Monday, October 13, 2008

Making do in 1934

Here's one you really need to click for a larger view.

Magazines were BIG back then!

Magazine ad in the comic strip style, from Pictorial Review, August 1934, acknowledging higher prices for goods as a result of FDR's Recovery Program. Interesting use of "Okeh" instead of "Okay"!

Here's a full close-up of the magazine's advice centered at the page bottom:


Christy said...

This is great! I was amazed they used a size 16 as the example - is that the same size as today's 16?

Nostalgic for the Pleistocene said...

The '30's is a fashion decade i don't know much about. I've got a bunch of different 1920's catalogs and they use a whole different sizing system. Apparently during the 1930's the industry apparently began adopting the "8, 10, 12," etc., system we have now, but with values assigned to the numbers that have clearly changed a lot. A 16 then was probably about a 10 now but that's a guess -
this government pamphlet (You might want to skip it - it's a PDF and very tedious to wade through!) has tables in detail, and obviously completely voluntary. Early on, i'm sure garment makers figured out that if they called something by a smaller number, we'd go "Ahh! I'll take it!" more often. 8~) Works for me!

Catherine said...

Fabric for 95 cents a yard. Those were the days...

ronnie said...


Christy - I too widened my eyes at 16 being the example. Size 16 may well be the average person's size now, but acknowledging that in an ad would be verboten!

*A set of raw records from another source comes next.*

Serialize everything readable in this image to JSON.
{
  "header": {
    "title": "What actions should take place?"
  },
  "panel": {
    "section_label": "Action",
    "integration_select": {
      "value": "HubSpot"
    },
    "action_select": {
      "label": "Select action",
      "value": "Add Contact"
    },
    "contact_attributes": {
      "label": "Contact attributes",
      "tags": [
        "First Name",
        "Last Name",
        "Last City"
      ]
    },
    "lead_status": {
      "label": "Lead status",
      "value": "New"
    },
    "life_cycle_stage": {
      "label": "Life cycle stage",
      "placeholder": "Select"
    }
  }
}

And thanks Ruth for the explanation of the NRA. The National Rifle Association guarding sweatshops, I could see; but doing away with them?

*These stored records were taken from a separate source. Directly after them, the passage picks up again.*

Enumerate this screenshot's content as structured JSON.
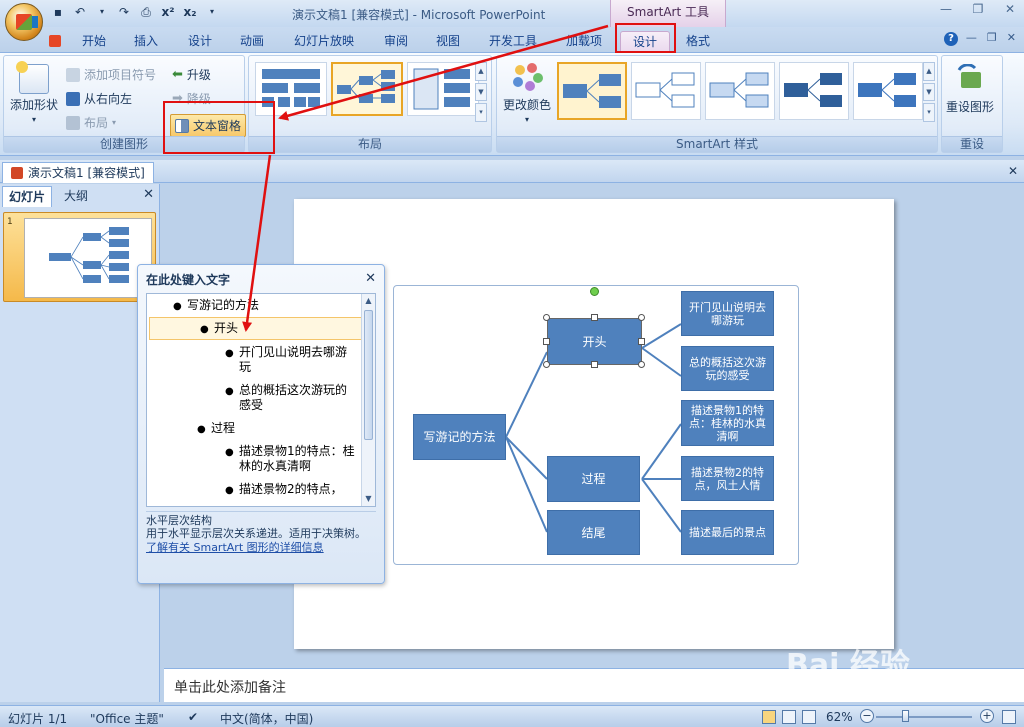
{
  "window": {
    "title": "演示文稿1 [兼容模式] - Microsoft PowerPoint",
    "contextual_header": "SmartArt 工具"
  },
  "qat": {
    "save_icon": "save-icon",
    "undo_icon": "undo-icon",
    "redo_icon": "redo-icon",
    "superscript": "x²",
    "subscript": "x₂"
  },
  "tabs": [
    {
      "label": "开始"
    },
    {
      "label": "插入"
    },
    {
      "label": "设计"
    },
    {
      "label": "动画"
    },
    {
      "label": "幻灯片放映"
    },
    {
      "label": "审阅"
    },
    {
      "label": "视图"
    },
    {
      "label": "开发工具"
    },
    {
      "label": "加载项"
    },
    {
      "label": "设计"
    },
    {
      "label": "格式"
    }
  ],
  "ribbon": {
    "create_graphic": {
      "label": "创建图形",
      "add_shape": "添加形状",
      "add_bullet": "添加项目符号",
      "right_to_left": "从右向左",
      "layout": "布局",
      "promote": "升级",
      "demote": "降级",
      "text_pane": "文本窗格"
    },
    "layouts": {
      "label": "布局"
    },
    "smartart_styles": {
      "label": "SmartArt 样式",
      "change_colors": "更改颜色"
    },
    "reset": {
      "label": "重设",
      "reset_graphic": "重设图形"
    }
  },
  "document_tab": "演示文稿1 [兼容模式]",
  "left_pane": {
    "tab_slides": "幻灯片",
    "tab_outline": "大纲",
    "slide_number": "1"
  },
  "text_pane": {
    "title": "在此处键入文字",
    "items": [
      {
        "level": 1,
        "text": "写游记的方法"
      },
      {
        "level": 2,
        "text": "开头"
      },
      {
        "level": 3,
        "text": "开门见山说明去哪游玩"
      },
      {
        "level": 3,
        "text": "总的概括这次游玩的感受"
      },
      {
        "level": 2,
        "text": "过程"
      },
      {
        "level": 3,
        "text": "描述景物1的特点：桂林的水真清啊"
      },
      {
        "level": 3,
        "text": "描述景物2的特点，"
      }
    ],
    "desc_title": "水平层次结构",
    "desc_body": "用于水平显示层次关系递进。适用于决策树。",
    "desc_link": "了解有关 SmartArt 图形的详细信息"
  },
  "smartart": {
    "root": "写游记的方法",
    "level2": [
      "开头",
      "过程",
      "结尾"
    ],
    "level3": [
      "开门见山说明去哪游玩",
      "总的概括这次游玩的感受",
      "描述景物1的特点：桂林的水真清啊",
      "描述景物2的特点，风土人情",
      "描述最后的景点"
    ],
    "node_color": "#4f81bd"
  },
  "notes": {
    "placeholder": "单击此处添加备注"
  },
  "status": {
    "slide": "幻灯片 1/1",
    "theme": "\"Office 主题\"",
    "language": "中文(简体，中国)",
    "zoom": "62%"
  },
  "watermark": {
    "brand": "Bai 经验",
    "url": "jingyan.baidu.com"
  }
}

My mom made our clothes until around 1980, when cheap foreign imports made buying the fabric, pattern and trim more expensive than buying new - and that was before you calculated in your own labour. How times have changed. Now the sweatshops have simply been moved overseas.


Mike said...

In my last week at my now-previous paper, we ran an ad from 1933 in our Lookback feature in which a clothing store bragged not only about good prices for the consumer but good wages and fair treatment for its workers. And displayed the NRA eagle to show its solidarity with the move to rebuild the economy.

Ronnie said...

I wasn't very old and didn't understand a lot of what was going on, but I remember big flags flying at factories and businesses that were complying with the NRA. It was a very big deal. Consequently, it is the first thing I think of when I hear those initials. Much pleasanter association.